The way I see it, most people’s definition of happiness is security. When people have what they believe will provide them security - be it wealth, possessions, property, or marriage - they call that happiness. But the deep-down happiness that comes from realising “This makes me feel alive” - I wonder if many people know that kind of happiness.
Because if you’ve only ever lived your life one way, then to explore, to court the possibility of change, which is essential to discovering who you are and what you really want out of life - it’s scary. So many people just follow the status quo and live scared. They live the way they’ve always lived, and while yes, they may avoid the risk of change and the dreadfulness of uncertainty and the anguish of doubting everything you’ve ever believed in - they will never discover how beautiful and magnificent and worth living and risking everything for this journey we call life is. They will never know how much life had to offer them if they were willing to reach out and grab it. They will never know the privilege of owning themselves and their decisions and of shaping a life they can call their own.
We all know people like that. People who can have entire conversations centered solely around what they bought or how they spent their weekend getting wasted. People who go to reunions just to show everyone else how much they have ‘progressed’. People who never have enough and always have something to complain about, but don’t want to do anything to change any of it. People who can say they are bored with life when they’ve only ever lived it one way.
Seeing people like that makes me so sad. Like a literal aching in my heart kind of sad.
“Leave tonight or live and die this way” - this is the reason motion is so important to me. Because whether it’s running or traveling or learning new things, moving forward means change - a change in my scenery, a change in the way I see things, a change in my ability, a change in the way I see myself.

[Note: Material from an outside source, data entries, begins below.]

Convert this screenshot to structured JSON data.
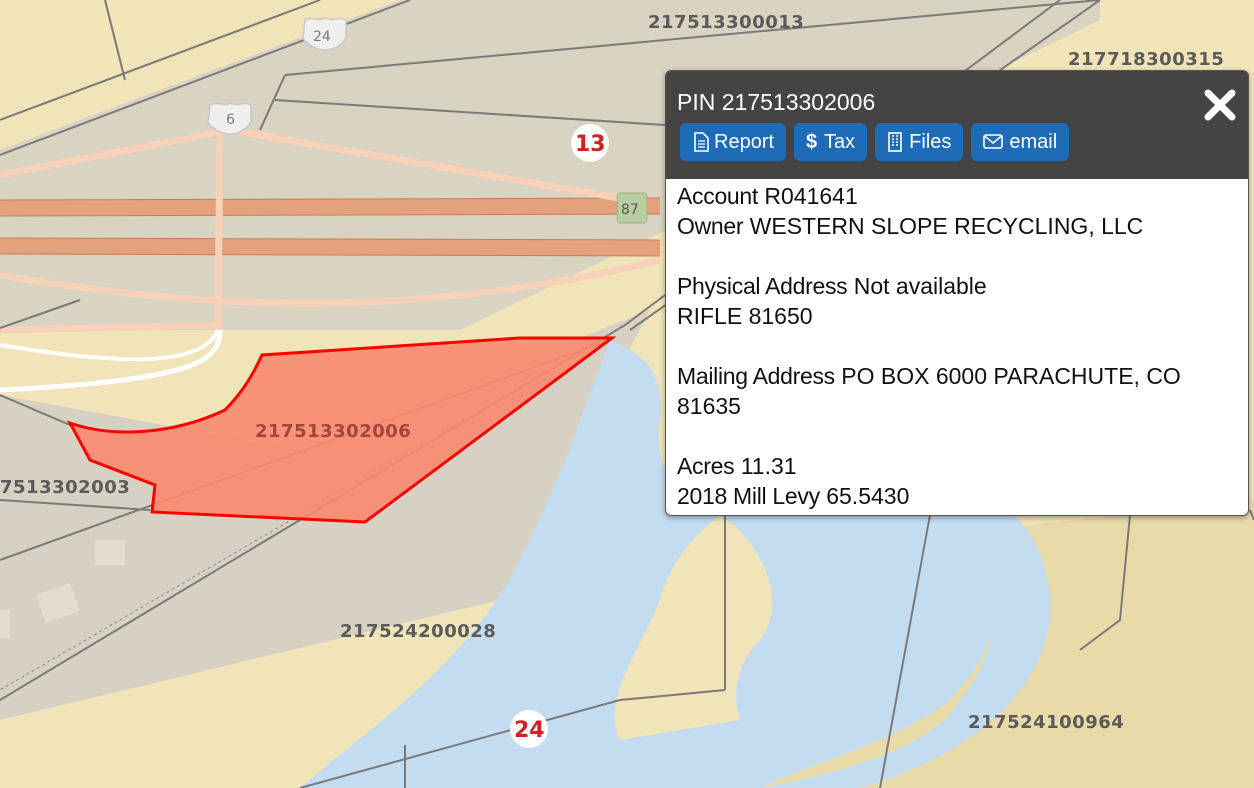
{
  "map": {
    "parcels": [
      "217513300013",
      "217718300315",
      "217513302006",
      "7513302003",
      "217524200028",
      "217524100964"
    ],
    "us_routes": [
      "24",
      "6"
    ],
    "highway": "87",
    "route_markers": [
      "13",
      "24"
    ],
    "colors": {
      "land": "#f0e4b8",
      "water": "#c4dcf0",
      "developed": "#d6d2c4",
      "highway": "#e09a70",
      "selected_fill": "#fa8a70",
      "selected_outline": "#ff0000"
    }
  },
  "popup": {
    "title": "PIN 217513302006",
    "close_icon": "close-x-icon",
    "buttons": [
      {
        "label": "Report",
        "icon": "document-icon"
      },
      {
        "label": "Tax",
        "icon": "dollar-icon"
      },
      {
        "label": "Files",
        "icon": "building-icon"
      },
      {
        "label": "email",
        "icon": "envelope-icon"
      }
    ],
    "account_label": "Account",
    "account": "R041641",
    "owner_label": "Owner",
    "owner": "WESTERN SLOPE RECYCLING, LLC",
    "physical_label": "Physical Address",
    "physical": "Not available",
    "physical_line2": "RIFLE 81650",
    "mailing_label": "Mailing Address",
    "mailing": "PO BOX 6000 PARACHUTE, CO",
    "mailing_line2": "81635",
    "acres_label": "Acres",
    "acres": "11.31",
    "levy_label": "2018 Mill Levy",
    "levy": "65.5430"
  }
}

I live for motion - it’s the reason I hardly have any branded clothes in my wardrobe and lived for years with a black and white cellphone - because I’d rather spend my money on travel than on things. It’s the reason I woke up at 7AM this morning to run even in this ridiculous heat. It’s the reason I always want to learn new skills even if I’ll never master them, whether it’s C-walking or making macaroons or video editing or playing the guitar and why I am drawn to controversial authors like Donald Miller and Malcolm Gladwell and why I’m taking a French audio course.
Because I never want to stay stagnant. I never want to stop growing and discovering and learning new things. I never want to become someone so unimaginative that I have the audacity to call life boring, or someone so jaded that I think I’ve seen it all. How can I possibly see all there is to see, or experience all life has to offer? Every day is a new day, and if I’m constantly changing, then even the sunset must look different every single day.
“Leave tonight or live and die this way.”
I didn’t want to leave Malaysia. If not for my parents and the fact that it would almost seem ungrateful to not accept the amazing opportunity that was given me, I didn’t want to leave. I would have rather stayed and stuck to the status quo. It was safe and appealing. Even abroad, if I had the choice to hop on a plane and come home, many times, I would have. But I don’t regret it. I’m glad I left, to see a new world.
And I’m glad I left that world, to come back and see this one with new eyes.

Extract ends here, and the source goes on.